Sejak awal tahun ini, PSSI diguncang oleh insan sepakbola nasional terkait tuntutan revolusi di PSSI setelah Nurdin Halid dan antek-anteknya gagal total dalam memimpin PSSI selama dua periode. Prestasi timnas bukannya meningkat, justru menurun. Kompetisi amburadul dan sistem pendanaan serta jadwal yang carut marut membuat nyata bahwa apa yang telah diperbuat Nurdin cs tidak sesuai harapan masyarakat tanah air. Ngototnya Nurdin dalam pencalonan kembali menjadi ketua umum PSSI periode 2011-2015 didemo besar-besaran oleh aliansi suporter dari berbagai penjuru kota di Indonesia. Terlebih lagi, asosiasi internasional FIFA telah beberapa kali memberikan teguran kepada PSSI. Pun juga dengan pemerintah melalui Kementerian Pemuda dan Olahraga dan juga Komite Olahraga Nasional Indonesia.

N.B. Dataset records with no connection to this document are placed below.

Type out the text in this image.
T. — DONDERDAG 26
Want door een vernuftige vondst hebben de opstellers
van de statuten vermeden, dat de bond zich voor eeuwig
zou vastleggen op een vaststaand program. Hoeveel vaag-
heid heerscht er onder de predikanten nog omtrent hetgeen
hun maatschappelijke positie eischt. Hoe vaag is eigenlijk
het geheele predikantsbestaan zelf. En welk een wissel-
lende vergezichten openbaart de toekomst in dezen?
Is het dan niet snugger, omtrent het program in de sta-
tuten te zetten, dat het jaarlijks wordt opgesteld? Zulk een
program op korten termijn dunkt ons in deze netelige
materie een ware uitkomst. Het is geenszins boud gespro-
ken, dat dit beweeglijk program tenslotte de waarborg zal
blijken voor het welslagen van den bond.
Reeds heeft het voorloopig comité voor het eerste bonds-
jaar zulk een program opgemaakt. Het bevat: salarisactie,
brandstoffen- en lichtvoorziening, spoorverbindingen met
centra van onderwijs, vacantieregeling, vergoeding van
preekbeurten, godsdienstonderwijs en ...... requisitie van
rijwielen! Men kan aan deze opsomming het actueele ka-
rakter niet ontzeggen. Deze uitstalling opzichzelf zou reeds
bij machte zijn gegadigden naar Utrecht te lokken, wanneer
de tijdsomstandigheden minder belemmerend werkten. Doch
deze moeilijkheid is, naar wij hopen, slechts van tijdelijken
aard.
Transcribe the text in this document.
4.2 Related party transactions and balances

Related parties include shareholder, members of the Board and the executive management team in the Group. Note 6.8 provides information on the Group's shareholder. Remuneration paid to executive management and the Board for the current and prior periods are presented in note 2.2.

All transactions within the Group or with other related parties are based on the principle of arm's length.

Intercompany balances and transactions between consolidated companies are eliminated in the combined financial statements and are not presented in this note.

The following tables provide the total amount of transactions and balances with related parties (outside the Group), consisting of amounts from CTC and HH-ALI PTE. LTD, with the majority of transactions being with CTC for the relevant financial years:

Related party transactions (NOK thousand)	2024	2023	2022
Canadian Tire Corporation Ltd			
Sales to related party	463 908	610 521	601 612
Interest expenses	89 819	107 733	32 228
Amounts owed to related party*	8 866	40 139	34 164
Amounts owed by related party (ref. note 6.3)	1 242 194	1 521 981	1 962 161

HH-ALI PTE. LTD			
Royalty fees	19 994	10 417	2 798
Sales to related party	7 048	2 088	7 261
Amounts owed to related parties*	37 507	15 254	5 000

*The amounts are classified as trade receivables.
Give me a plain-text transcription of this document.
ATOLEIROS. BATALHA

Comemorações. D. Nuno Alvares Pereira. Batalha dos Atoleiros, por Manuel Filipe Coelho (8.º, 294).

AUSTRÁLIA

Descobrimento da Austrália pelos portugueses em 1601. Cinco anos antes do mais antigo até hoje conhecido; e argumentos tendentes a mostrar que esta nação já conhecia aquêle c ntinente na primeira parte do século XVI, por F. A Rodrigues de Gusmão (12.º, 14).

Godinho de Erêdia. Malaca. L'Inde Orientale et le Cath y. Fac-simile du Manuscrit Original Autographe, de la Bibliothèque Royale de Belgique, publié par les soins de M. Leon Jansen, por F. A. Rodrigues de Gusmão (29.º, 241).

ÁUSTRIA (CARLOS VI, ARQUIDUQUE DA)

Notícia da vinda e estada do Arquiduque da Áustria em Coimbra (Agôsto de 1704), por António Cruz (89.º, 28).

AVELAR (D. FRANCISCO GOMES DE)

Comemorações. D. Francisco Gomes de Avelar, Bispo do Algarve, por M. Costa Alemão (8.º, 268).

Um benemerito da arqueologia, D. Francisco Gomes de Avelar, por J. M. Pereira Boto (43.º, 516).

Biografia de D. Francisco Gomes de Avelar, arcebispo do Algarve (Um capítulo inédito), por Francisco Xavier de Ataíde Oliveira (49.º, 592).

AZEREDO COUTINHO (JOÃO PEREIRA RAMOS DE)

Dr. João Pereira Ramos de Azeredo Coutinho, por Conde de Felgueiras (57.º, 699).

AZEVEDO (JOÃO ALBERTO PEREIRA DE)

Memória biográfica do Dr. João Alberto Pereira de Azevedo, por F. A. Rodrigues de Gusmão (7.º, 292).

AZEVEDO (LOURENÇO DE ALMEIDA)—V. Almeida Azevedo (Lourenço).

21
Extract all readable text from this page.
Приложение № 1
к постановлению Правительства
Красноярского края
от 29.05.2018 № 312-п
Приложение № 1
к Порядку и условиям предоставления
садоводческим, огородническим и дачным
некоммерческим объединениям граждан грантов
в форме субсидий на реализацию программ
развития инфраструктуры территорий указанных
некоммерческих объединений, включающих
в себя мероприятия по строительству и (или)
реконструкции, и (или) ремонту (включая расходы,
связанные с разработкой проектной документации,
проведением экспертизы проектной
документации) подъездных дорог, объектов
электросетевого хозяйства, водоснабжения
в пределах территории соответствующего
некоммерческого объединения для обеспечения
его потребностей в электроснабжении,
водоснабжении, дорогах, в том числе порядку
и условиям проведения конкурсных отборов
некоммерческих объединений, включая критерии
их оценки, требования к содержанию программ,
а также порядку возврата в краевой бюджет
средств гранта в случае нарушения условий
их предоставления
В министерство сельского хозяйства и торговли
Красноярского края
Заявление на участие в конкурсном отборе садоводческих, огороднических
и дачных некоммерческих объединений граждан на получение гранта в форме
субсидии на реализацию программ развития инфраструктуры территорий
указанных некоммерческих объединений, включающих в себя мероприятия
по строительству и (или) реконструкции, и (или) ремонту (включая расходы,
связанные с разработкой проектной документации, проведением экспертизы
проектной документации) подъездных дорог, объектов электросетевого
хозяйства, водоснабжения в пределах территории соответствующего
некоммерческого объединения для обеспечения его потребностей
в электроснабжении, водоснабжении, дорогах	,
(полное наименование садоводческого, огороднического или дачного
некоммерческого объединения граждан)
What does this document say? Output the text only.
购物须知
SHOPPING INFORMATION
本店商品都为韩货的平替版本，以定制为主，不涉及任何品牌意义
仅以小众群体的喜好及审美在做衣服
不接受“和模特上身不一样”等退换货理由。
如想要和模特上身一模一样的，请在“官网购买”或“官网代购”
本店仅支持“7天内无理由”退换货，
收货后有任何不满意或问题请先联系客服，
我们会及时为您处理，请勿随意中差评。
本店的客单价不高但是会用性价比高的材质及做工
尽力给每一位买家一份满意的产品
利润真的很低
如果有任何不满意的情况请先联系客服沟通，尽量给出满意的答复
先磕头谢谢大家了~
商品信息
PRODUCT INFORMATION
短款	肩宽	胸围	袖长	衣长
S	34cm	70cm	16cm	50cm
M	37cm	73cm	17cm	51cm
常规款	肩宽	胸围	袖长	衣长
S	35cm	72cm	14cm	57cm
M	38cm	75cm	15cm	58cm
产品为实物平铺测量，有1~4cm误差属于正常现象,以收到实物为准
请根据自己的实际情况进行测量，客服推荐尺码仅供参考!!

Media cetak maupun elektronik, jejaring sosial, unjuk rasa dan wakil rakyat pun telah ramai-ramai meminta Nurdin Halid untuk mundur dan tidak mencalonkan lagi. Namun, bukan ‘legowo’ yang diperlihatkan mantan narapidana kasus korupsi ini, melainkan sikap egois dan keras kepala dengan tetap keukeuh dengan sikapnya-memimpin organisasi PSSI yang sudah tidak sebersih dulu.
Ke-ngotot-an Nurdin Halid jelas membuat amarah yang semakin mendalam bagi semua elemen masyarakat Indonesia. Tidak hanya penikmat sepakbola Indonesia saja, bahkan para pedagang, petani, PNS, Polri, TNI, guru, pejabat dan selebritis yang jauh dari ranah sepakbola ikut memberikan antipati terhadap Nurdin Halid. Apalagi perseteruannya dengan Menegpora Andi Alfian Malarangeng semakin menyudutkan posisinya.
Dari kalimat terakhir inilah, kini dapat diketahui dengan gamblang seolah-olah PSSI sudah tidak lagi masalah sepakbola dan perangkatnya. Sepakbola sudah tidak lagi hanya tentang dua puluh dua pemain merebut satu bola di lapangan. Sepakbola sudah tidak lagi menjadi hiburan yang positif bagi masyarakat. Apalagi menyangkut prestasinya.